Evolving payment models along with increasing amounts of publicly available data could present new compliance challenges for healthcare governing boards, according to new guidelines released by the federal government and industry groups Monday.
“New forms of reimbursement (e.g., value-based purchasing, bundling of services for a single payment, and global payments for maintaining and improving the health of individual patients and even entire populations) lead to new incentives and compliance risks,” according to the guidelines for healthcare boards on compliance oversight, created through a first-of-its-kind partnership between HHS' Office of Inspector General, the American Health Lawyers Association, the Association of Healthcare Internal Auditors and the Health Care Compliance Association.
Sandy Teplitzky, a principal at Ober Kaler who helped create the guidelines on behalf of the American Health Lawyers Association, said the groups behind the document felt it important to come together now to assist boards. He said it's been years since similar guidance was issued, and much has changed in healthcare in a short period of time.
Compliance might seem relatively straightforward to the employed leaders of healthcare organizations, but it seems less concrete for board members, many of whom are volunteers with varying levels of healthcare experience, he said.
“The concept is to provide some guidance and practical tips to try to avoid problems as opposed to coming in later and saying, 'We gotcha,'” Teplitzky said. “One of the goals of this document is to provide the boards with … the questions they should be asking.”
The guide notes that new payment models have spurred consolidation among healthcare providers and more employment and contractual relationships, such as those between hospitals and doctors. Boards, as a result, should be asking their organizations how they review those relationships for compliance with the Stark law's restrictions on self-referral and the anti-kickback statute.
That particular guideline isn't driven by cases the OIG has seen but is something that boards should be aware of generally “because the world is changing,” said Greg Demske, chief counsel to the inspector general.
The guide also warns that “emerging trends in the healthcare industry to increase transparency can present healthcare organizations with opportunities and risk.” The guide cites as examples CMS' Quality Compare Measures, CMS physician payment data and data on payments from pharmaceutical and device manufacturers to physicians now available through the Sunshine Rule.
In light of this data, boards might want to compare their own data against those of peers and incorporate national benchmarks when assessing risk and compliance, the guide suggests. It also warns boards of organizations that employ physicians to be aware of relationships between physicians and other healthcare entities and whether those relationships could affect clinical and research decisionmaking.

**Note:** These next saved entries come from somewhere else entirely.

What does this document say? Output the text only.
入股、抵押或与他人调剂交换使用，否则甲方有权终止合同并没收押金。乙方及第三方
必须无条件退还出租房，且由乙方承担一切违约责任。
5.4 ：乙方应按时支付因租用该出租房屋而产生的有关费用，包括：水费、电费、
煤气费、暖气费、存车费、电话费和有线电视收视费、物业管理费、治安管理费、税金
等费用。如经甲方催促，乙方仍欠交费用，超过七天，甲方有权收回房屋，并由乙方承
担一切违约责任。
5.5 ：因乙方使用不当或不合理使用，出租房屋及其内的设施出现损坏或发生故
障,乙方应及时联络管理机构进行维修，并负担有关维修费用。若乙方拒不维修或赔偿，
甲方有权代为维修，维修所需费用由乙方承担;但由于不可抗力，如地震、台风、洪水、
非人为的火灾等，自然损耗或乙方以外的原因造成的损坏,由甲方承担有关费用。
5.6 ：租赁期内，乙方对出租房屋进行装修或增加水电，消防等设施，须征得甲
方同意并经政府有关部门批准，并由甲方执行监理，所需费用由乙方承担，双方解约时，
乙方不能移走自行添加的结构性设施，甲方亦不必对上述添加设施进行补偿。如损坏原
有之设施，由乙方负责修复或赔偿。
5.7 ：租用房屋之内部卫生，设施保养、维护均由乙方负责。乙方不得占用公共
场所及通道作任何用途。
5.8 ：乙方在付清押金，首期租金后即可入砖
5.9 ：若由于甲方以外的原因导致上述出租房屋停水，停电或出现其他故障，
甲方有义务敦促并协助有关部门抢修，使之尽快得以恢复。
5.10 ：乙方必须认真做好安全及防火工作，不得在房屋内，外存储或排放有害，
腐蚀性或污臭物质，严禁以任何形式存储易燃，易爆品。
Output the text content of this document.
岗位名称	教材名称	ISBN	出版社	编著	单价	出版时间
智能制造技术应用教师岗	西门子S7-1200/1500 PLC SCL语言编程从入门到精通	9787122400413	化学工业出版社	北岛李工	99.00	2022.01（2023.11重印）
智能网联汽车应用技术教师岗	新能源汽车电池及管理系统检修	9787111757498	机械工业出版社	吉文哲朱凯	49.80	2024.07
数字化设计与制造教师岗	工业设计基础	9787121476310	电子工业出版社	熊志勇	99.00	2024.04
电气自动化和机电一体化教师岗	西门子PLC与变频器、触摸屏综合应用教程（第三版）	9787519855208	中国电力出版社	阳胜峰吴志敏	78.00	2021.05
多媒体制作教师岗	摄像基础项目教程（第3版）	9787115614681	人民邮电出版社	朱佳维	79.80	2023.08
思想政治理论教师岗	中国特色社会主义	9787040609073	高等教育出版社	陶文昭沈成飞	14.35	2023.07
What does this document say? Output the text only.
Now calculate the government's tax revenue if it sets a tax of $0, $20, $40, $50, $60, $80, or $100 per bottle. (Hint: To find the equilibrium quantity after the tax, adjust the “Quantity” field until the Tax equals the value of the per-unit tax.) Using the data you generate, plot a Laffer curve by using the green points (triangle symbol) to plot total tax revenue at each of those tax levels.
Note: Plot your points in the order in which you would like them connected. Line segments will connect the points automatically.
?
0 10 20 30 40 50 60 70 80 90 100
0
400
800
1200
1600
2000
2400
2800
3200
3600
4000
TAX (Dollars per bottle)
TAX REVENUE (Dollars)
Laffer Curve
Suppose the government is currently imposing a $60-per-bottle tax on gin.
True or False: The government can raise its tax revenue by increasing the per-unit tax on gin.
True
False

“Because so much more information is becoming public, Boards may be asked significant compliance-oriented questions by various stakeholders, including patients, employees, government officials, donors, the media, and whistleblowers,” according to the guide.
The guidelines touched upon a number of other matters, including the 60-day repayment provision of the Affordable Care Act. The rule requires that providers report and refund any overpayments to Medicare or Medicaid within 60 days of identifying overpayments. The guide suggests that a board would benefit from asking management about efforts to develop policies for identifying and returning overpayments, though the regulations to do so aren't yet final.
Roy Snell, CEO of the Health Care Compliance Association, said it's significant that the guidelines specifically emphasize the importance for boards of keeping compliance officers independent.
The guidelines state, “OIG believes an organization's Compliance Officer should neither be counsel for the provider, nor be subordinate in function or position to counsel or the legal department, in any manner.”
Most healthcare organizations already have independent compliance officers, but there can be pressures to limit that independence, Snell said.
“We need the constant reminder that by definition a compliance officer isn't a compliance officer unless they're independent,” Snell said. “We need to have it independent so leadership can get advice that comes from an unbiased perspective.”
Snell said this is the first time such a recommendation has been stated so clearly, and it's likely to reach beyond healthcare into other industries thinking about their own compliance issues.